I considered it my responsibility to test the system and make improvements. So the developer in me picked the phone and called a beneficiary who had requested a dry ration kit.

We had received a request from a woman who took tuitions for underprivileged children. She told us that some of her students' families were facing issues due to lack of supplies.

These kids were not more than 12-15 years old. Yet, they took the initiative to contact us and to provide us with a list of beneficiaries and other required docs.

I called the kid up and asked if her mom or dad was nearby.

She connected me to her father, who told me that they had run out of food two days ago. He was now going out to buy vegetables. He told me that his children were hungry.

It was overwhelming to hear that. I had tears in my eyes and wanted to help them as soon as possible.
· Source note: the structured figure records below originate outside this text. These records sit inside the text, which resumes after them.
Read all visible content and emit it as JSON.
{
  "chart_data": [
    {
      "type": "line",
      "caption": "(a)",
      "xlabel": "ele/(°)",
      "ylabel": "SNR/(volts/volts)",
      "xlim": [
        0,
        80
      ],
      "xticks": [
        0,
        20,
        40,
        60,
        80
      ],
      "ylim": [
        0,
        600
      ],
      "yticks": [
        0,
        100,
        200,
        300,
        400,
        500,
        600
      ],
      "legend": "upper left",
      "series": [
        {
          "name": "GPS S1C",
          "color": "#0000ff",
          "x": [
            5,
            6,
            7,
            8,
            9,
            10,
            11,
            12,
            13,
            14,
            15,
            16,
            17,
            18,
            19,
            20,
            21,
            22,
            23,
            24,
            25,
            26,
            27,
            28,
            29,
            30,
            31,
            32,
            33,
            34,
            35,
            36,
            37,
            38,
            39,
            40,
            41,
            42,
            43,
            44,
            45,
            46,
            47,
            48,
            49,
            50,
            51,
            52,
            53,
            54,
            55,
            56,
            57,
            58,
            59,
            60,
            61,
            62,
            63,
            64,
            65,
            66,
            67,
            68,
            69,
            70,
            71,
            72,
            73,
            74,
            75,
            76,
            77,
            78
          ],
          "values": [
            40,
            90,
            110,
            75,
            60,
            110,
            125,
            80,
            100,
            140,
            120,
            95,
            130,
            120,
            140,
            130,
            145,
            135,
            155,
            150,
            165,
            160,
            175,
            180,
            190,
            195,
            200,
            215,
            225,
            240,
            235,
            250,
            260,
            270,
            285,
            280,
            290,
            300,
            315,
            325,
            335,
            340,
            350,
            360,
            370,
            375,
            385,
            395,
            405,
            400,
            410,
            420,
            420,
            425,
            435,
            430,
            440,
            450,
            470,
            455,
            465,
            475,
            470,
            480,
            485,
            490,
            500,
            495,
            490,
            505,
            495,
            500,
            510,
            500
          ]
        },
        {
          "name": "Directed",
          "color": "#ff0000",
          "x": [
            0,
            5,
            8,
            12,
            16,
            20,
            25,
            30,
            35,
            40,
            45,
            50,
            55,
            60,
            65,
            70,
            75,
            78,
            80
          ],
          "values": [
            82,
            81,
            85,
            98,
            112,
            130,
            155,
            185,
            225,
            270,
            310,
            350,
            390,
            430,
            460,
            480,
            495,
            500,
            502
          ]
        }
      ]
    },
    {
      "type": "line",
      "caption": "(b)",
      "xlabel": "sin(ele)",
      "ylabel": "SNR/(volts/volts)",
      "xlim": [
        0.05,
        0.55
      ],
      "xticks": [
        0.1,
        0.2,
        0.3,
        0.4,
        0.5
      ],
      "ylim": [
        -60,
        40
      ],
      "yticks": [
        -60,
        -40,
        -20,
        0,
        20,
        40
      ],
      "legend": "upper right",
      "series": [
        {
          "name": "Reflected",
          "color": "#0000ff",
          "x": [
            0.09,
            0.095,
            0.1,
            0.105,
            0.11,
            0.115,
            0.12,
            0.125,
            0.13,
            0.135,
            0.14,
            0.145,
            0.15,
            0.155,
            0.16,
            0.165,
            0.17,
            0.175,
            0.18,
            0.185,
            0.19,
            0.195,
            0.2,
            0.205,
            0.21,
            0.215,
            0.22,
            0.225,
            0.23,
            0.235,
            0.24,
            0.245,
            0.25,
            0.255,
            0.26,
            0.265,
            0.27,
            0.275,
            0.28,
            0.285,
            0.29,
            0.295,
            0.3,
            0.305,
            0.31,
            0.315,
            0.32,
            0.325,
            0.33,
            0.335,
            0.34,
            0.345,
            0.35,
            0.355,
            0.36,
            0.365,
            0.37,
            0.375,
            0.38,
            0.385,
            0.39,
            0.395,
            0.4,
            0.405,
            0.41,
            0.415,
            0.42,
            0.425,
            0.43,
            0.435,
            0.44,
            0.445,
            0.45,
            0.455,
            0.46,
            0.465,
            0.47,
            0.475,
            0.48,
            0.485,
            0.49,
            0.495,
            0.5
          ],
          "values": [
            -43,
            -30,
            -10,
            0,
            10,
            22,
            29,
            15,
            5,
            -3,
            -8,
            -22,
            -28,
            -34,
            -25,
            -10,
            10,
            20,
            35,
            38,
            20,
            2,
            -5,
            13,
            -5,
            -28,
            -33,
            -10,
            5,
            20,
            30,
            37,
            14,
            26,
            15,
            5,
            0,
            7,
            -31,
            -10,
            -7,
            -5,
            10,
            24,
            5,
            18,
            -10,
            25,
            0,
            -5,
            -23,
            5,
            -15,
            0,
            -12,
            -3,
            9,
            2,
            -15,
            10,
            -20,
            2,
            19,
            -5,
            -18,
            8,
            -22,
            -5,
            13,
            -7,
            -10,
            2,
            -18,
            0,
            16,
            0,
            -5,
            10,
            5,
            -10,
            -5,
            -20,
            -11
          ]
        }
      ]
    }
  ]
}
Until now, I was just building a system like any other. After realizing the situation on-ground, I wanted it to succeed even more. We delivered kits to these families within 72 hours of receiving the request. The delays were majorly due to restrictions in movement due to regulations.

Our process was to capture pictures of beneficiaries and post them publicly. We made sure to blur faces. This transparency led to more donations.

Our impact

We raised almost 2,000,000 INR ($ 27,000) in less than 35 days, in cash and kind. We estimate that we have helped over 10000 people with food and health supplies for 1 month and another 20000 with masks.

We are happy with the impact we made, but also realize that our relief work is peanuts compared to the damage caused by the virus.

When all hope is lost, our only option is to stay hopeful.

Going forward

We are working to continue our efforts and have decided to focus all attention on a community of 500 families.

We are also working with two other NGOs that deal with metal health issues to streamline their efforts using our processes.